A concessão de serviços públicos de infraestrutura, especialmente transportes e energia elétrica, tem sido pensada como solução para a carência dos investimentos. Aqui, infelizmente, o governo vem batendo cabeças, e o processo não decola satisfatoriamente. As intenções são as melhores possíveis, embora na prática, como tenho repetidamente ressaltado, ideologia e gestão pública de baixa qualidade têm travado o melhor andamento das concessões.
O aniversário de 25 anos da Constituição de 1988 cria um momento oportuno para discutir tendências de longo prazo. Na raiz de muitos dos problemas acima mencionados estão os atuais resultados fiscais insuficientes e a subjacente rigidez da despesa pública, em boa medida associados à implementação da Carta de 1988. Cabe, então, entender o processo que levou a isso e discutir o que vem pela frente.
Trata-se de outro trecho do roteiro em que o retrato razoável pode comprometer a fita. País pobre relativamente à média do mundo ocidental, o Brasil resolveu adotar uma rede de proteção comparável às vigentes nas principais democracias. O resultado é que hoje a União paga benefícios assistenciais e previdenciários a 50 milhões de pessoas, comprometendo 60% do orçamento. E deve atender, com transferência de dinheiro financiada por impostos, a mais da metade da população, se admitirmos que cada contracheque beneficia duas pessoas. Um exagero para um País no estágio do nosso, onde os programas assistenciais nem sempre contemplam os efetivamente mais pobres.
Em áreas como educação, até que não há carência aguda de recursos. O problema maior é a baixa eficiência do gasto público. Mas certamente ficou faltando dinheiro para investir em infraestrutura, crucial para o País crescer, e esse difícil quadro tende a piorar. Ainda somos uma economia de renda média, e, mesmo com uma população relativamente jovem, o percentual de idosos cresce a uma velocidade avassaladora. Estima-se, assim, que o gasto real total com benefícios previdenciários e assistenciais deva simplesmente dobrar nos próximos quarenta anos. Como vamos dar conta de pagar tudo isso? Um agravante: boa parte desses benefícios paga um salário mínimo, obra da Constituição de 1988. Uma vez que atualmente ele é reajustado pela inflação mais o crescimento do PIB, a conta implícita é explosiva.
Outro grande obstáculo é a exigência constitucional de o serviço público empregar exclusivamente por meio do regime estatutário, responsável por estabilidade no emprego e aposentadoria integral. Primeiro porque, em muitas atividades, a existência de um regime de pessoal mais flexível é fundamental para assegurar serviços de qualidade mínima.
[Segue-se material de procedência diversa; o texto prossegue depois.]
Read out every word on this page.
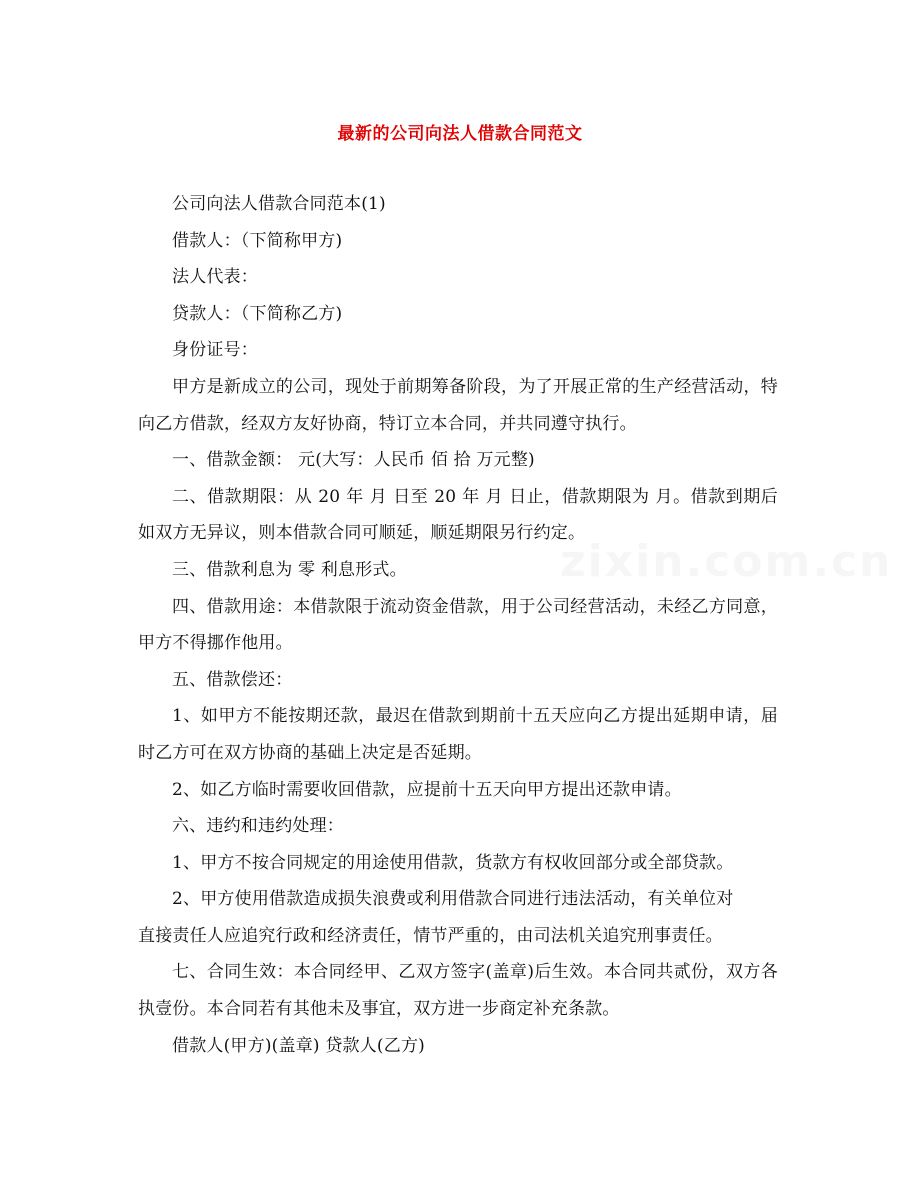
最新的公司向法人借款合同范文

公司向法人借款合同范本(1)

借款人：（下简称甲方)

法人代表：

贷款人：（下简称乙方)

身份证号：

甲方是新成立的公司，现处于前期筹备阶段，为了开展正常的生产经营活动，特向乙方借款，经双方友好协商，特订立本合同，并共同遵守执行。

一、借款金额： 元(大写：人民币 佰 拾 万元整)

二、借款期限：从 20 年 月 日至 20 年 月 日止，借款期限为 月。借款到期后如双方无异议，则本借款合同可顺延，顺延期限另行约定。

三、借款利息为 零 利息形式。

四、借款用途：本借款限于流动资金借款，用于公司经营活动，未经乙方同意，甲方不得挪作他用。

五、借款偿还：

1、如甲方不能按期还款，最迟在借款到期前十五天应向乙方提出延期申请，届时乙方可在双方协商的基础上决定是否延期。

2、如乙方临时需要收回借款，应提前十五天向甲方提出还款申请。

六、违约和违约处理：

1、甲方不按合同规定的用途使用借款，货款方有权收回部分或全部贷款。

2、甲方使用借款造成损失浪费或利用借款合同进行违法活动，有关单位对

直接责任人应追究行政和经济责任，情节严重的，由司法机关追究刑事责任。

七、合同生效：本合同经甲、乙双方签字(盖章)后生效。本合同共贰份，双方各执壹份。本合同若有其他未及事宜，双方进一步商定补充条款。

借款人(甲方)(盖章) 贷款人(乙方)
Segundo porque cria um grupo privilegiado de trabalhadores, admissível apenas em casos muito especiais.
Para financiar todos os aumentos de gastos, a carga tributária subiu assustadoramente nos últimos anos, situando-se acima da média mundial de grupos de países comparáveis ao Brasil. Além de sufocar o setor privado, terá, na ausência de reformas, de aumentar ainda mais para atender às demandas futuras. Ou, então, a hiperinflação terá de voltar para fazer o ajuste. Nesse caso, em vez de cenas de ação, poderemos assistir a um filme de terror.